Auch und vor allem aber mit der erfolgreichen Operation, welcher sich Donnerstagmorgen Frank Schleck unterziehen lassen musste. Dem 30-Jährigen wurden aus seiner (aus der letzten Tour de France) lädierten linken Schulter eine Platte und mehrere Schrauben wieder entfernt: „Alles ist gut verlaufen“, so der Däne, welcher in dieser OP gar keinen Nachteil für Frank Schleck bei dessen ersten Rennen ab dem 6. Februar bei der Trofeo Mallorca sieht: „Nach diesem Lehrgang hätte Frank, wie alle anderen Fahrer auch, ein paar Tage pausiert.
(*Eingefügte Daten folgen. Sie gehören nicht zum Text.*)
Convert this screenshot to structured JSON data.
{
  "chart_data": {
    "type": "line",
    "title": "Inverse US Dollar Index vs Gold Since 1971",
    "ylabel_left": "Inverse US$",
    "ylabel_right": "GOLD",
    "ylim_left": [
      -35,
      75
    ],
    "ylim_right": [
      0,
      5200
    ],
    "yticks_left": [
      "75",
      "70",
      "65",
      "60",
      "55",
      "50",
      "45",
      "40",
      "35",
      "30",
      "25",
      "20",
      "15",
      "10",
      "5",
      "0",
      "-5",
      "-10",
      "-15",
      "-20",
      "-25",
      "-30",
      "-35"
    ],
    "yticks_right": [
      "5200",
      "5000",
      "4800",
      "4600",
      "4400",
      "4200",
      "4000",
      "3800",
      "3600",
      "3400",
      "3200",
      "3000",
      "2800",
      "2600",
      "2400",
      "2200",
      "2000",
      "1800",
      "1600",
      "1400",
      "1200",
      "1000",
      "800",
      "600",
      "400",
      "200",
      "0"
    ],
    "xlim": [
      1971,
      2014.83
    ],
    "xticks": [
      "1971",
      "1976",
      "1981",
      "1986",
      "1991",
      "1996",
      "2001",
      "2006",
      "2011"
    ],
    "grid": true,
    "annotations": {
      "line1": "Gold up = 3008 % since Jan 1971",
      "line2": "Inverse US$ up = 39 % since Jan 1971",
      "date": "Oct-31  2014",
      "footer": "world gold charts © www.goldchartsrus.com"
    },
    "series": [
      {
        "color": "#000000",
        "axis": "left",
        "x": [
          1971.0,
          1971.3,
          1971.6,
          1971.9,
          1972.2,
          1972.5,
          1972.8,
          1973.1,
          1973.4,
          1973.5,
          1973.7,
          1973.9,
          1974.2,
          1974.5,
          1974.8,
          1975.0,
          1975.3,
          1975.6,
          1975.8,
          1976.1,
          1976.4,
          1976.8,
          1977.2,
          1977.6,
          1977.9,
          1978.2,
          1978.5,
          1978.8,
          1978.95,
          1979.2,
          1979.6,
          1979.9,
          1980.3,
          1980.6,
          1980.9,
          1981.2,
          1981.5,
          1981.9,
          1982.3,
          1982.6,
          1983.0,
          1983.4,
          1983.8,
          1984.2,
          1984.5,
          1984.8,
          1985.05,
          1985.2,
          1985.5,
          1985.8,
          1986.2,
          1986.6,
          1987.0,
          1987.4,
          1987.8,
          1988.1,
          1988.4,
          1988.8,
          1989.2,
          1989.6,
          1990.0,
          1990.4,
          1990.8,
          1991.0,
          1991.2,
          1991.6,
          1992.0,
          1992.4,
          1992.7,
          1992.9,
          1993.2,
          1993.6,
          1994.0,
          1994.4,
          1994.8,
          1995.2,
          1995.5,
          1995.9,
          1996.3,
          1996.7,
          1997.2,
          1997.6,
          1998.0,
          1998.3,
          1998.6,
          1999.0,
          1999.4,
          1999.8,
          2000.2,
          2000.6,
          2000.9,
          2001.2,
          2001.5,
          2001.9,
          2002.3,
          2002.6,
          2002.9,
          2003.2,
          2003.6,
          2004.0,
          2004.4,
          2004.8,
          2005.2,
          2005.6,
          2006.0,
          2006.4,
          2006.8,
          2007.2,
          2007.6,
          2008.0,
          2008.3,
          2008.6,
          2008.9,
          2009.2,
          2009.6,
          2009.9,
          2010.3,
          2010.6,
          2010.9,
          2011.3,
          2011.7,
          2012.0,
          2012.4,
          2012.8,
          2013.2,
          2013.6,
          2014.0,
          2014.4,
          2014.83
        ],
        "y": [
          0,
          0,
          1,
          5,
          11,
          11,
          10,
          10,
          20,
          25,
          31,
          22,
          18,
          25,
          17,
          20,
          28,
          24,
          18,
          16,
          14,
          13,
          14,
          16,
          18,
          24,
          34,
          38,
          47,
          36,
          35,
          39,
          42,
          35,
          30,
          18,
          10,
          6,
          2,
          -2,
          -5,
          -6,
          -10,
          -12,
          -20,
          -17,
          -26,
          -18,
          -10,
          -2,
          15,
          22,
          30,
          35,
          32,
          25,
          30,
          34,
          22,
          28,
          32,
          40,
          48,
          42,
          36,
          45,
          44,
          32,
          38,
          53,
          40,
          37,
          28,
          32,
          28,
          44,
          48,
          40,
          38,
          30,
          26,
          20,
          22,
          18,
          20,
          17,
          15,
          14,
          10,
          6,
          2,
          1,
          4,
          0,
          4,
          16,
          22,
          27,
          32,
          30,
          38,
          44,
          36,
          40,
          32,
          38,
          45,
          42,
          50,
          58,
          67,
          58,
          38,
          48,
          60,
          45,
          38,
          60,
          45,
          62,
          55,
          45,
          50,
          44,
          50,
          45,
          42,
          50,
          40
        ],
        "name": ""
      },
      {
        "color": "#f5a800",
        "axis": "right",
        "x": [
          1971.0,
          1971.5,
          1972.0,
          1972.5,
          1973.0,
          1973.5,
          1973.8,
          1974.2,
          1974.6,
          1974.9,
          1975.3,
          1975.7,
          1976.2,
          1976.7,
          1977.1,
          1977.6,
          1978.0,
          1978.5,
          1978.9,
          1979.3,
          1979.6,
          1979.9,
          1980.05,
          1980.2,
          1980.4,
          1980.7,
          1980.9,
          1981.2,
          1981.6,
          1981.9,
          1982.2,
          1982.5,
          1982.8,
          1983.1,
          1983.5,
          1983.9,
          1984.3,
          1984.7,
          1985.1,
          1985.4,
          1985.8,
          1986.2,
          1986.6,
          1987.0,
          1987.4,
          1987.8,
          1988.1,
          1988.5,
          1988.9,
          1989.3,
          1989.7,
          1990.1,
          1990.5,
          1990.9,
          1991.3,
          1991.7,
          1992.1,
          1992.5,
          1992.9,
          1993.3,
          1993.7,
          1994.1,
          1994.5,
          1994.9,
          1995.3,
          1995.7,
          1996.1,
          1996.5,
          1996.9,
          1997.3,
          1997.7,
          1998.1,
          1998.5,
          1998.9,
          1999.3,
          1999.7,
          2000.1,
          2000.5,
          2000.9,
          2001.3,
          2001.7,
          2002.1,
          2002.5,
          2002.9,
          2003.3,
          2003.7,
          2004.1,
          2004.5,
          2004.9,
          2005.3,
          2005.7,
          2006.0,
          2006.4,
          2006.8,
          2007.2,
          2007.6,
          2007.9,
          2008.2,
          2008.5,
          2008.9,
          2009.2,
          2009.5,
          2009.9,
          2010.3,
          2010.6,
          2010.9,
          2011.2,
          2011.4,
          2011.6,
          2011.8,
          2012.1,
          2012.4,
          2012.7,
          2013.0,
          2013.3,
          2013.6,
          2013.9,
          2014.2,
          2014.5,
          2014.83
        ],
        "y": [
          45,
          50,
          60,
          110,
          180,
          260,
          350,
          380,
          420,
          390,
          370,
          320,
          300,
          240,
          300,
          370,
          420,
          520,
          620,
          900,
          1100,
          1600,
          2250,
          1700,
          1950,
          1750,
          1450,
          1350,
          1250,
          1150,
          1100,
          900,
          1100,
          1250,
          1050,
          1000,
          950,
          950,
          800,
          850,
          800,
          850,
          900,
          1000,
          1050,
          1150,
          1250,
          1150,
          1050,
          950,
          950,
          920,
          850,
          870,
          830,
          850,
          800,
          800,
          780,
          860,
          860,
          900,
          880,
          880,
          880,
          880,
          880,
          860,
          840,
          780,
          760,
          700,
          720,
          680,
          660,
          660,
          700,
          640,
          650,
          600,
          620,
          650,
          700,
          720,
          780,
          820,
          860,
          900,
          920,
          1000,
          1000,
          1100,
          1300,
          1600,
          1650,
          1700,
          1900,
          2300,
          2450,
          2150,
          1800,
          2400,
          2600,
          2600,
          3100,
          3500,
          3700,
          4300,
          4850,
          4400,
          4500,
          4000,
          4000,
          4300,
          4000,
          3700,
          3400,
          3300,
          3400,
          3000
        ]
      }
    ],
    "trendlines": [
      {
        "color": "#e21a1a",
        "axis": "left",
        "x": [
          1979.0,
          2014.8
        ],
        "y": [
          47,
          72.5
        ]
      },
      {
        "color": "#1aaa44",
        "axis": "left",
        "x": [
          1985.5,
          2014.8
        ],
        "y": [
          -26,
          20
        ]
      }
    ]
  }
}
Das hatten wir im Vorfeld alles so geplant.“
Kim Andersen wird Anfang Februar selbst nicht auf der Balearen-Insel sein: „Ich reise am 3. Februar nach Katar.“ Dort wird er als alleiniger sportlicher Leiter bei der Tour of Qatar (6.-11. Februar) weilen. Auf Mallorca werden die Fahrer um die Gebrüder Schleck von den sportlichen Leitern Torsten Schmidt und Luca Guercilena betreut. „Ich denke schon, dass wir auf Mallorca etwas erreichen können. Das Team ist jedenfalls stark genug.“ Das gilt auch für Andy Schleck, welcher verständlicherweise bei den etwas härteren Trainingsfahrten auf die Zähne beißen musste.
„Zu perfekt? Nein.“
In etwa 1.500 Kilometer für die, die wie die Schleck-Brüder zwei Tage eher nach Mallorca gereist waren, saßen die Fahrer auf dem Rad. Das waren sogar einige Kilometer mehr als geplant: „Normalerweise hast du auch im Januar auf Mallorca ein paar Tage Regen, mit dem man rechnen muss. Wir hatten aber Glück, die Bedingungen waren perfekt. Davon haben wir profitiert“, war Kim Andersen erfreut. Dieses Plus an Training war umso wichtiger, da einige Profis wegen des sehr vielen Schnees und Regens in unseren Gefilden gegen Ende letzten Jahres nicht trainieren konnten.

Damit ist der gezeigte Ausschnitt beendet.